Parvidades
«A fragata Corte-Real estava em “missão de reconhecimento” quando detectou uma tentativa de abordagem ao “Kition”, no Golfo de Aden, a 160 quilómetros da costa da Somália, indicou o major Luís Bernardino. Os piratas fugiram com a aproximação do helicóptero da fragata portuguesa Corte-Real, mas acabaram por ser abordados e identificados. As 19 pessoas suspeitas de acções de pirataria foram libertadas ao abrigo da legislação em vigor, uma vez que não foram atacados bens ou cidadãos portugueses.

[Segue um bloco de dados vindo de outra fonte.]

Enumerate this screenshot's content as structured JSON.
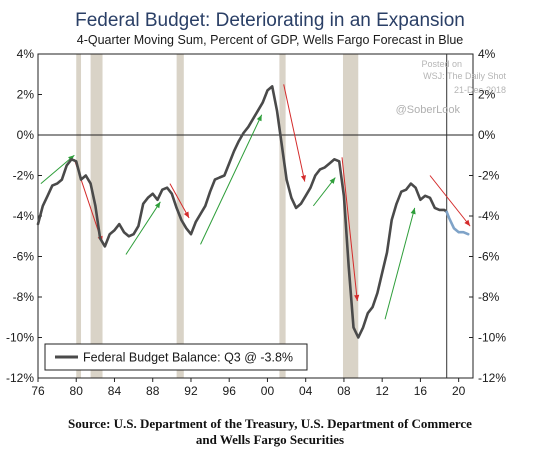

Durante a operação não foi aberto fogo. Foram apreendidas granadas, armas automáticas e dinamite, normalmente utilizada em demolições. O comandante da fragata Corte-Real, Alexandre Santos Fernandes, refere que Portugal está a actualizar as suas leis para permitir a detenção de suspeitos por pirataria em circunstâncias semelhantes. A fragata portuguesa comanda a força naval da NATO, nas operações de combate à pirataria.» RTP
a) É o comandante da fragata quem dá conta das alterações legislativas? A Marinha que na anedota sobra a vida parlamentar também encomendava fardos de palha agora informa-nos sobre a actividade legislativa?
b) E antes de se mandar a fragata não se devia ter previsto que isto acabaria por acontecer?

parvidade é este post…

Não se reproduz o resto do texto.